The company, which makes products such as laundry liquids, mouthwash and toothpaste for supermarkets, has been hit by surging oil prices.
It is set to cut 250 jobs from its 2,500-strong UK workforce under an overhaul of its UK manufacturing sites to cut costs.
McBride is closing its Coventry base and scaling back its Warrington presence in order to move to a new site in St Helens. It hopes to save £1m (€1.2m) a year in overhead costs through the shake-up.
While McBride said it had taken “firm action” to pass on the higher input costs to its customers, underlying pre-tax profits fell 38% to £19.7m (€24.3m) in the year to June 30, sending shares 7% lower.
In the UK, operating profits slumped to £15.2m (€18.7m) from £24.5m (€30m) in the previous year.
But chief executive Miles Roberts said he was confident over this year’s prospects as McBride drives further savings and hard-pressed shoppers trade down.
“Our products deliver outstanding value and quality to consumers across Europe and have never been more relevant than in the current environment where disposable incomes are under significant pressure,” he added.

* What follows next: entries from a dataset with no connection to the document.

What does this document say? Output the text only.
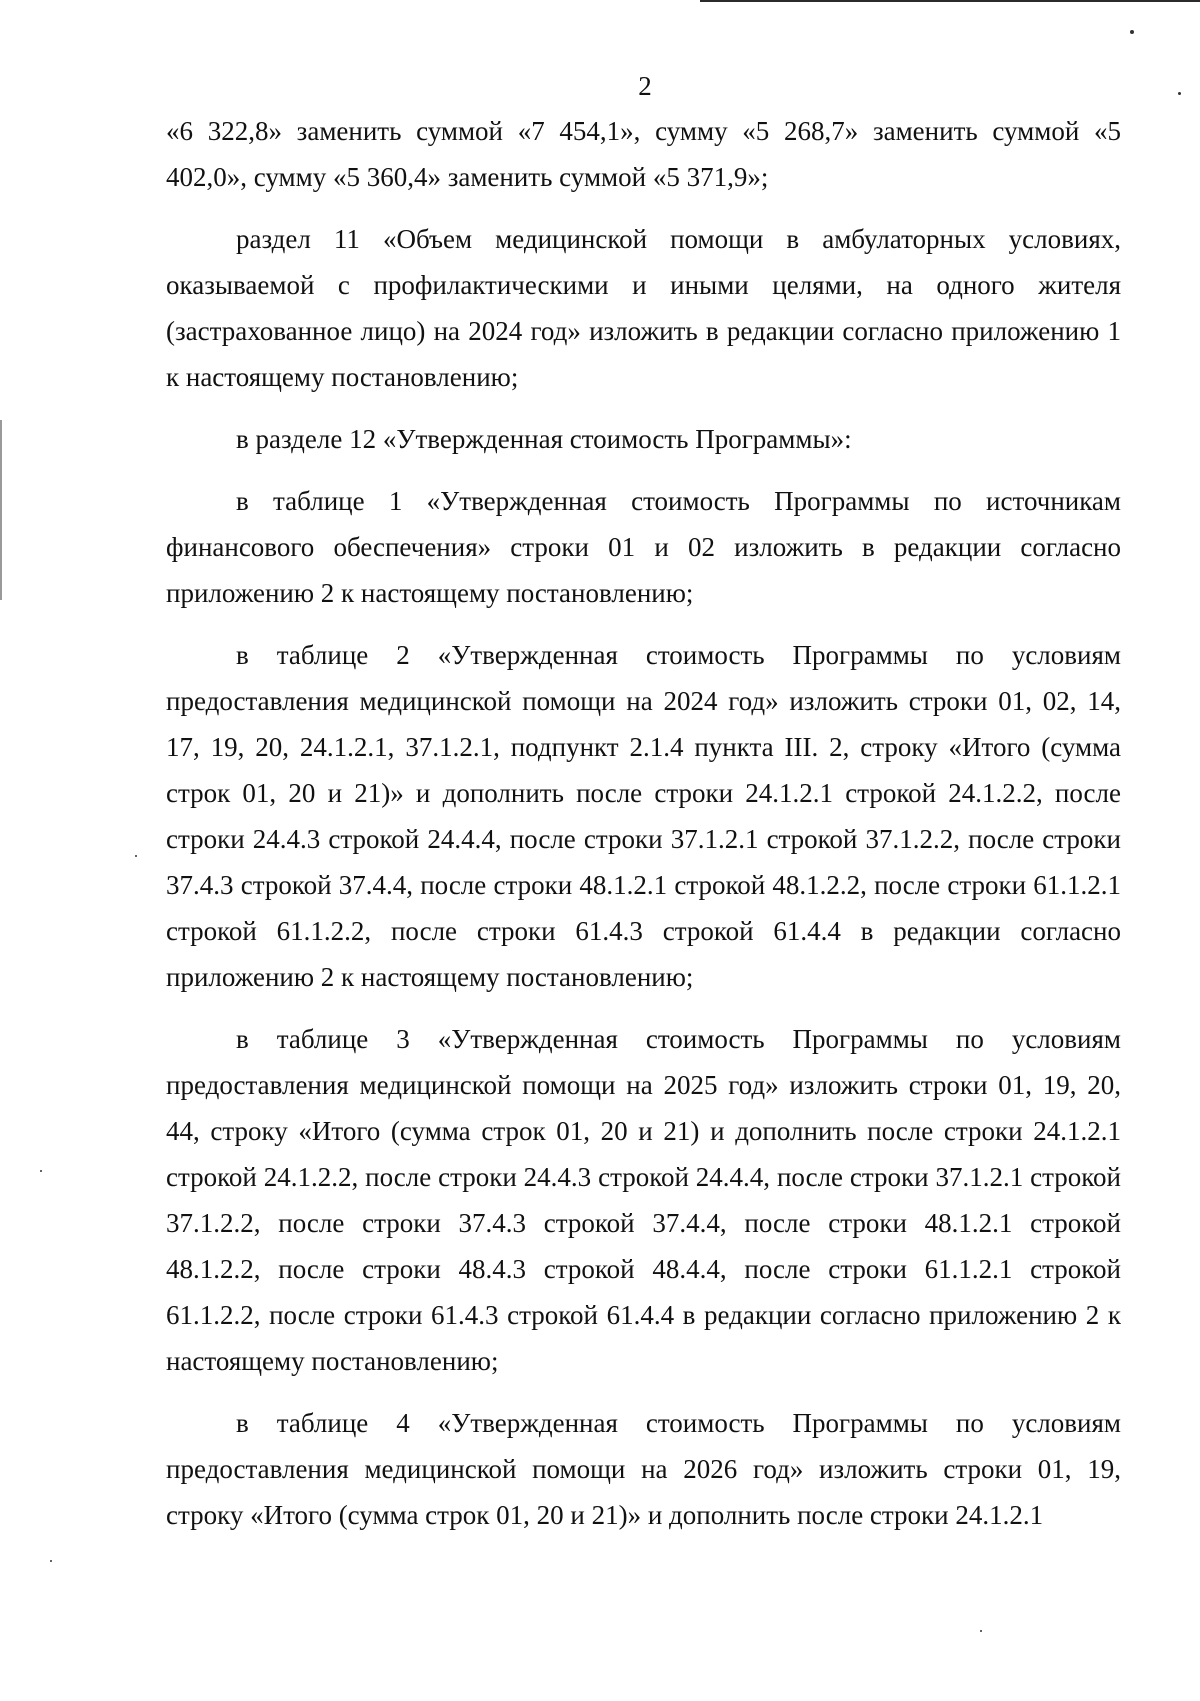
2

«6 322,8» заменить суммой «7 454,1», сумму «5 268,7» заменить суммой «5 402,0», сумму «5 360,4» заменить суммой «5 371,9»;

раздел 11 «Объем медицинской помощи в амбулаторных условиях, оказываемой с профилактическими и иными целями, на одного жителя (застрахованное лицо) на 2024 год» изложить в редакции согласно приложению 1 к настоящему постановлению;

в разделе 12 «Утвержденная стоимость Программы»:

в таблице 1 «Утвержденная стоимость Программы по источникам финансового обеспечения» строки 01 и 02 изложить в редакции согласно приложению 2 к настоящему постановлению;

в таблице 2 «Утвержденная стоимость Программы по условиям предоставления медицинской помощи на 2024 год» изложить строки 01, 02, 14, 17, 19, 20, 24.1.2.1, 37.1.2.1, подпункт 2.1.4 пункта III. 2, строку «Итого (сумма строк 01, 20 и 21)» и дополнить после строки 24.1.2.1 строкой 24.1.2.2, после строки 24.4.3 строкой 24.4.4, после строки 37.1.2.1 строкой 37.1.2.2, после строки 37.4.3 строкой 37.4.4, после строки 48.1.2.1 строкой 48.1.2.2, после строки 61.1.2.1 строкой 61.1.2.2, после строки 61.4.3 строкой 61.4.4 в редакции согласно приложению 2 к настоящему постановлению;

в таблице 3 «Утвержденная стоимость Программы по условиям предоставления медицинской помощи на 2025 год» изложить строки 01, 19, 20, 44, строку «Итого (сумма строк 01, 20 и 21) и дополнить после строки 24.1.2.1 строкой 24.1.2.2, после строки 24.4.3 строкой 24.4.4, после строки 37.1.2.1 строкой 37.1.2.2, после строки 37.4.3 строкой 37.4.4, после строки 48.1.2.1 строкой 48.1.2.2, после строки 48.4.3 строкой 48.4.4, после строки 61.1.2.1 строкой 61.1.2.2, после строки 61.4.3 строкой 61.4.4 в редакции согласно приложению 2 к настоящему постановлению;

в таблице 4 «Утвержденная стоимость Программы по условиям предоставления медицинской помощи на 2026 год» изложить строки 01, 19, строку «Итого (сумма строк 01, 20 и 21)» и дополнить после строки 24.1.2.1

Discounting previous acquisitions, the firm’s UK revenues fell 4% last year - due to lower household goods sales as the group cut back on promotional activity - but personal care goods saw underlying sales up 4%, led by strong sales of male grooming and skin care products.
Despite the pressure from higher selling prices, the group also invested in manufacturing sites in Burnley and Bradford.
Managing volatile input costs is a “critical objective” for the group this year, but McBride has gained some help from a stronger euro in other markets.
Although it faced “very challenging” conditions in western Europe due to wider economic uncertainty, its revenues rose 30% to £395.4m (€487m), aided by acquisitions and an 8% beneficial currency effect.
In faster-growing eastern European markets, a stronger Polish Zloty also helped push operating profits up by more than a third.